Mike: AI is much better at the latter, right. And not so great at, at the initial, though, I will say like you can, you can iterate it with, with it a hundred percent, the Elixir code, uh, thing with you and Oreo, what I did with it one time was I actually wanted to [01:31:00] treat it kind of like a junior developer, right?
Mike: Like if I, I don't have the time to code this myself, but let's hear it. Here's, you know, here's a Trello card. I gave it a trial. I made a Trello card and I gave it the contents of that Trello card. And I said, please code this for me. That's where we started. And like, it came out with an initial iteration and it was like, okay, but like there were a million, like big functions and stuff and I'm like, wow, these functions, they really seem like they're kind of big, you know, like, just like I'd be talking to somebody and like, it's like, Oh yeah, you know what?

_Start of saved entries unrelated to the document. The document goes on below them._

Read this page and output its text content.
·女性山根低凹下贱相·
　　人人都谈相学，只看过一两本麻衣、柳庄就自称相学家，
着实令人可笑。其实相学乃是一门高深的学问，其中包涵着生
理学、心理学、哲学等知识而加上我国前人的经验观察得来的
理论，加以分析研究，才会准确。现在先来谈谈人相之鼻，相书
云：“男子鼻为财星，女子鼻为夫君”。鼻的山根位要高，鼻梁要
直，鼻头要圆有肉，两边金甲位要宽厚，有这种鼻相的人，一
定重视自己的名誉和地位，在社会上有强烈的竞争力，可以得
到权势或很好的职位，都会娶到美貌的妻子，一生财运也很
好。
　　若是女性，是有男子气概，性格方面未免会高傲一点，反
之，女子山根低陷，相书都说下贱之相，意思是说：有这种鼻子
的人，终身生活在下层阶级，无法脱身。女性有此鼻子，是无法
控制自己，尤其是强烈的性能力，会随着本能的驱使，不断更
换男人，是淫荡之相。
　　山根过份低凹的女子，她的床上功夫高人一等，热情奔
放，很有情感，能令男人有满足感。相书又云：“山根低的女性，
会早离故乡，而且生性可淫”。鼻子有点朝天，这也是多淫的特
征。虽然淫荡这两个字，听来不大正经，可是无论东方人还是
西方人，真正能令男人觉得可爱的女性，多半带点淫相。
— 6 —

Mike: That does make sense. Let's break it down into X, Y, and Z. And then I'm like, yeah, this is cool. I said, you know, this is still in one module though. Like maybe we could break out modules based on business logic and it did. Boom, boom, boom. Gave me three modules that all made sense and composed together. And so it was about 60 different back and forth, but like that was okay.
Mike: It's, it's like the kind of conversations I might have with somebody. Right. And, uh, and so, uh, again, I think this is AI is best at augmentation and not replacement. Right. Like if [01:32:00] you, if you just use AI, like. Full stop. And, you know, send the email exactly how chat GPT told you, then you're the person who, you know, you should be worried about losing your job, right?
Mike: Rather than, I think that the people who really know how to use AI and know their job well, like they know both of those things are going to be the people who like upskill and just like thrive, like truly thrive. Right. Um, all right. Well, thanks everyone for, for showing up. Really appreciate it. You're a first set of guests and, uh, have a great rest of your night.
Mike: Appreciate it. Thanks, guys. Thanks, guys. Thank you.